Depuis l’incident du petit Francisco Delgado, le directeur général de la Société de sauvetage, Raynald Hawkins, a été joint par de nombreux parents inquiets.

« Il a fallu rassurer les gens, nous dit-il. Leur expliquer qu’il n’y avait pas de risque de mourir simplement parce que leur enfant avait pris un bouillon d’eau. Les personnes qui sont en détresse respiratoire après avoir été immergées dans l’eau, on ne les laisse pas partir toutes seules. Les sauveteurs interviennent et ils font appel aux services d’urgence. »

« Si quelqu’un boit la tasse, on va lui demander [à lui ou à ses parents] de surveiller certains signes qui pourraient faire leur apparition dans les heures qui vont suivre, nous dit son collègue François Lépine : des difficultés respiratoires qui peuvent s’apparenter à de l’asthme, une toux anormale, un teint pâle, ce sont les séquelles d’une quasi-noyade. Dans ces cas, on recommande aux gens de consulter un médecin. »

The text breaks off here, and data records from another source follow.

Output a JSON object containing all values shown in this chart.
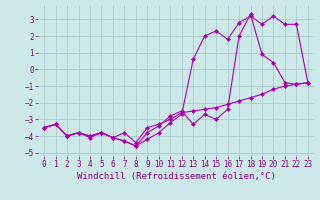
{
  "bg_color": "#cce8e8",
  "grid_color": "#aacccc",
  "line_color": "#aa00aa",
  "marker": "D",
  "markersize": 2.5,
  "linewidth": 0.8,
  "xlabel": "Windchill (Refroidissement éolien,°C)",
  "xlabel_fontsize": 6.5,
  "tick_fontsize": 5.5,
  "xlim": [
    -0.5,
    23.5
  ],
  "ylim": [
    -5.2,
    3.8
  ],
  "yticks": [
    -5,
    -4,
    -3,
    -2,
    -1,
    0,
    1,
    2,
    3
  ],
  "xticks": [
    0,
    1,
    2,
    3,
    4,
    5,
    6,
    7,
    8,
    9,
    10,
    11,
    12,
    13,
    14,
    15,
    16,
    17,
    18,
    19,
    20,
    21,
    22,
    23
  ],
  "series1_x": [
    0,
    1,
    2,
    3,
    4,
    5,
    6,
    7,
    8,
    9,
    10,
    11,
    12,
    13,
    14,
    15,
    16,
    17,
    18,
    19,
    20,
    21,
    22,
    23
  ],
  "series1_y": [
    -3.5,
    -3.3,
    -4.0,
    -3.8,
    -4.0,
    -3.8,
    -4.1,
    -3.8,
    -4.4,
    -3.5,
    -3.3,
    -3.0,
    -2.6,
    -2.5,
    -2.4,
    -2.3,
    -2.1,
    -1.9,
    -1.7,
    -1.5,
    -1.2,
    -1.0,
    -0.9,
    -0.8
  ],
  "series2_x": [
    0,
    1,
    2,
    3,
    4,
    5,
    6,
    7,
    8,
    9,
    10,
    11,
    12,
    13,
    14,
    15,
    16,
    17,
    18,
    19,
    20,
    21,
    22,
    23
  ],
  "series2_y": [
    -3.5,
    -3.3,
    -4.0,
    -3.8,
    -4.0,
    -3.8,
    -4.1,
    -4.3,
    -4.6,
    -3.8,
    -3.4,
    -2.8,
    -2.5,
    -3.3,
    -2.7,
    -3.0,
    -2.4,
    2.0,
    3.3,
    0.9,
    0.4,
    -0.8,
    -0.9,
    -0.8
  ],
  "series3_x": [
    0,
    1,
    2,
    3,
    4,
    5,
    6,
    7,
    8,
    9,
    10,
    11,
    12,
    13,
    14,
    15,
    16,
    17,
    18,
    19,
    20,
    21,
    22,
    23
  ],
  "series3_y": [
    -3.5,
    -3.3,
    -4.0,
    -3.8,
    -4.1,
    -3.8,
    -4.1,
    -4.3,
    -4.6,
    -4.2,
    -3.8,
    -3.2,
    -2.7,
    0.6,
    2.0,
    2.3,
    1.8,
    2.8,
    3.2,
    2.7,
    3.2,
    2.7,
    2.7,
    -0.8
  ]
}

« Les sauveteurs sont entraînés à repérer les non-nageurs – nombreux dans les camps de jour –, poursuit-il. Sous l’eau ou à la surface de l’eau. Habituellement, ils n’appellent pas à l’aide, leur tête va monter et descendre, on voit rapidement qu’ils sont en détresse et on intervient immédiatement pour les sortir de l’eau. Mais il y a une foule de mesures préventives que nous mettons en place pour éviter ces situations. »

Parmi celles-ci, François Lépine mentionne entre autres la mise en place de tests d’habiletés dans l’eau pour s’assurer que tous ceux qui sont dans la piscine savent nager.

« La surveillance aquatique, l’indication de la profondeur des bassins sont d’autres mesures de prévention utilisées », note-t-il. Raynald Hawkins, qui inaugurera demain la Semaine nationale de prévention de la noyade, se réjouit de voir le nombre de morts par noyade diminuer d’année en année. « Il y a 30 ans, on parlait de 200 noyades par année au Québec ; aujourd’hui, c’est moins de 70 par an. »

La Semaine nationale de prévention de la noyade (SNPN) aura lieu du 16 au 22 juillet.